Ohio Business Address Change: Everything You Need to Know
An Ohio business address change is required when you are moving the physical location of your business within the state.3 min read
An Ohio business address change is required when you are moving the physical location of your business within the state. You should notify:
- Federal agencies
- State agencies
- Local agencies
- All governmental departments.
No matter where you plan to move, whether it's in Ohio or to another state, you will need to notify the new agencies in the location you plan to move. On your forms, you can designate if you are just changing your mailing address or if the address where you receive legal matters is also changing.
Moving Your Business Within Ohio
If you move out of your current city or county, you will need to advise the old location of the move and apply for a business license in the new city. You will also need to let the secretary of state know and file a new fictitious name or doing business as (DBA) name in the new county. You will also need to complete IRS Form 8822 for an intrastate move.
You may need to amend your original Articles of Organization for an LLC and Articles of Incorporation for a corporation to reflect the move. Sole proprietorships who have registered their business name in the state should also inform the secretary of state on a change of address. These steps also apply if you plan to move your business out of state. There may be a small fee associated with an address change.
Notify the State Department of Revenue of your new address, so they know where to send updates on:
- State income taxes
- Sales taxes
- Other applicable state taxes.
You will need to notify the old department to cancel your old account, as well as notify the new department so they can set up an account for your business. Don't forget to check the status of other local licenses and permits in your new county, and let the current county know where you are moving to.

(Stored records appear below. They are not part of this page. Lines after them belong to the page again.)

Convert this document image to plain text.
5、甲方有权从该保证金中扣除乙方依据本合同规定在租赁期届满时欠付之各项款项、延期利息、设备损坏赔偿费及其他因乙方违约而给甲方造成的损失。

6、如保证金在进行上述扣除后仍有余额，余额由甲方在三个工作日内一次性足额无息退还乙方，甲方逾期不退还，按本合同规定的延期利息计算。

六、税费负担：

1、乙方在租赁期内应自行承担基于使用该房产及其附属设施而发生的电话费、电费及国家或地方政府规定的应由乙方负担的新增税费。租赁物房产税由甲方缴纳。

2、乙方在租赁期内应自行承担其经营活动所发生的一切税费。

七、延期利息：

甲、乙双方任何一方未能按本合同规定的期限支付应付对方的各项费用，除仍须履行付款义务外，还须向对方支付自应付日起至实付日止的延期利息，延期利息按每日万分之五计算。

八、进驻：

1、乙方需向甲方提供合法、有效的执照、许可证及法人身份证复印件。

Moving Your Business to a New State
If you are moving your business out of Ohio, you will need to register your business as a legal entity in the new state, which is done through that state's secretary of state office. If you have an LLC, you may not have to set up a new business, but simply register as a foreign business in your new state.
Business owners who do not plan to come back to their state at all can, in many cases, let the state registration lapse; others may require you notify them when you are leaving. Double check what the state requirements are before letting your registration lapse, as well as with the new state on what their requirements are.